Town & Country’s Editor Stellene Volandes, too, dived into detail about the precious stones being displayed by the Ambanis and particularly the emeralds that appeared on almost every outfit. “There was jewelry as far as the eye could see, but one stone clearly dominated,” she said, quoting one expert to explain that in India, historically, emeralds have been associated with royalty and divinity, believed to bring wisdom, prosperity, and protection.
Vogue clearly scooped all the other global media with a ringside seat at the actual wedding and a highly sought-after interview with Radhika, the ever-smiling bride, who revealed that Mukesh’s wife Nita Ambani was the moving force behind the mega-events. Said Radhika: “My mother-in-law was the C.E.O. of the wedding, as I like to say. It was Nita’s commitment and vision that brought our entire celebration to life.”
Then, there were the potshots at the Ambanis – plenty of them. About the Mediterranean cruise, UK society magazine Tatler had this to say: “And where do you host over 1,000 of your nearest and dearest? The £900 million cruise liner Celebrity Ascent, of course, which the couple rented out exclusively as they sailed between Palermo and Portofino.”
Tatler was indirectly hinting at a crucial question: how many of the celebrity guests did the Ambanis know at all?
There was one other unanswered question. Why did the Ambanis splurge in such a gigantic way on Anant's wedding celebrations when they had done much less for their other two children?
Inevitably, many writers commented on India's deep poverty which co-exists along with the Ambani display of wealth.
In The New York Times, author Sonia Faleiro commented, “the Ambani-Merchant matrimonial extravaganza shows us where true power in India now lies: with a handful of people whose untrammeled wealth and influence have elevated them to the position of India’s shadow leaders.”
Adding a further critical note, Washington Post’s Gerry Shih, one of the smartest foreign correspondents based in India, noted post-torrential rain had submerged many parts of Mumbai due to decrepit drainage and the Ambani wedding had brought life to a halt in other areas like the Bandra Kurla business district.
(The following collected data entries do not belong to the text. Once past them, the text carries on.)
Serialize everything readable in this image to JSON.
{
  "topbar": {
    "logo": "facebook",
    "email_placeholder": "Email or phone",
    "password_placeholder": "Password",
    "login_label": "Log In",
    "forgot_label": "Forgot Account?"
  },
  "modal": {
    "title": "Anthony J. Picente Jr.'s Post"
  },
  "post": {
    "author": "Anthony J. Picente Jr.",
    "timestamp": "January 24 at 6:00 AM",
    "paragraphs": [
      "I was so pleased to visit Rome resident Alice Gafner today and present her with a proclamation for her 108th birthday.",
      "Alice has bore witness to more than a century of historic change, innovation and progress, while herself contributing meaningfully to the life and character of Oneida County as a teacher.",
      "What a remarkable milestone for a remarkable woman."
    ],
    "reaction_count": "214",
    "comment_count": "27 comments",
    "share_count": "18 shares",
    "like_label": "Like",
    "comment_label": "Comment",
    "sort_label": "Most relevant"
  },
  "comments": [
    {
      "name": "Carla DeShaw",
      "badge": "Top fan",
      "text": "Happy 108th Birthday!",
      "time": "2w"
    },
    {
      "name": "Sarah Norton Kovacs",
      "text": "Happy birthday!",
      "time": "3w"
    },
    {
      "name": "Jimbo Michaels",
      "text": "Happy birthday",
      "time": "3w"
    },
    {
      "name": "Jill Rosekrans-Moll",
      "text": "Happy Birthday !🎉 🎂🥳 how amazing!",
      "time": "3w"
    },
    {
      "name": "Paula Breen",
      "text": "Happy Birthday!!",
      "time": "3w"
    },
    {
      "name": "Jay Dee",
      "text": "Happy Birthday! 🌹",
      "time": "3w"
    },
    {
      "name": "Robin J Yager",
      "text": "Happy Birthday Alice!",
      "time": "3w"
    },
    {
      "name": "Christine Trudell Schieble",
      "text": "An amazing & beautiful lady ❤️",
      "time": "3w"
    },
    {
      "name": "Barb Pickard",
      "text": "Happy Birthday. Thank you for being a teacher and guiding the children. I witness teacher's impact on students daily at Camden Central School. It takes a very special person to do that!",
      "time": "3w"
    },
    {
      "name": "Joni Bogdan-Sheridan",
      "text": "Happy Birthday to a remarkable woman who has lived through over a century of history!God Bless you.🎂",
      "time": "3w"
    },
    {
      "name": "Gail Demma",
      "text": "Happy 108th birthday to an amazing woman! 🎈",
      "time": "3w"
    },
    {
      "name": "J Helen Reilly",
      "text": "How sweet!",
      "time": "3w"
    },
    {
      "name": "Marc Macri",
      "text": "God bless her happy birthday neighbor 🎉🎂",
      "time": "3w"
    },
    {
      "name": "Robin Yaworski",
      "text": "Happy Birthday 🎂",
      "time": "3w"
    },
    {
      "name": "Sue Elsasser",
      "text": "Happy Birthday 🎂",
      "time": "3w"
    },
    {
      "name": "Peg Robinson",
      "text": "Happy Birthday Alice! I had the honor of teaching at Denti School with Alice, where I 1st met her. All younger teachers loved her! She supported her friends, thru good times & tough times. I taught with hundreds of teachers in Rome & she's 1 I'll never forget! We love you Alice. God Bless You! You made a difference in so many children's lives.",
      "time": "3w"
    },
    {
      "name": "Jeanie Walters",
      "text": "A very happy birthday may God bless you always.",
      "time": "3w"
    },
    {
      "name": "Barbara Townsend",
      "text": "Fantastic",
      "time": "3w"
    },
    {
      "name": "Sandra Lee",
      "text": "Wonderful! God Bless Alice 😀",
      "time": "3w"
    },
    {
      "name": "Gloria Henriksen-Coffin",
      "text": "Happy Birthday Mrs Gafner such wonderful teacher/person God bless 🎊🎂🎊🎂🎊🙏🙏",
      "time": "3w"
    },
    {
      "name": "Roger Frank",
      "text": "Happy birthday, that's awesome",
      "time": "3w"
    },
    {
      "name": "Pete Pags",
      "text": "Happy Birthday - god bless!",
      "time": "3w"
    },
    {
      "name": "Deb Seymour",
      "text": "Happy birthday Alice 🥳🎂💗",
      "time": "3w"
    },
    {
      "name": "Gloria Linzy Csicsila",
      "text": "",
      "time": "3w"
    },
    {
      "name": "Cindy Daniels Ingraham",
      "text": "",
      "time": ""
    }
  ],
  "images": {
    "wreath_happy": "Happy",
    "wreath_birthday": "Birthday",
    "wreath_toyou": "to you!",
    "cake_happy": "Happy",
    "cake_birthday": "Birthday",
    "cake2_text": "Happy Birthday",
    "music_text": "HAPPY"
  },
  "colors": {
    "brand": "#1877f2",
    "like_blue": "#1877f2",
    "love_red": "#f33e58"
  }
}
Shih tartly observed that the amount spent on the wedding would eclipse the yearly education budget of several small Indian states.
While Shih said some Indians saw the wedding as “an awe-inspiring showcase for India’s growing affluence and its rising clout,” other Indians called it “an indictment of its lopsided development.” Time magazine called the opulence of the festivities “jarring” for some in a country with soaring income inequality.
Was it all a gargantuan publicity run-up for a digital Reliance Jio that might take place in the not-so-distant future? Or is Ambani planning to take his digital properties international. These were questions some Indians were asking. But while there were gripes about the colossal expenditure, for the most part the world press was agog at the hedonistic spectacle of rich Indians partying at the mother of all weddings.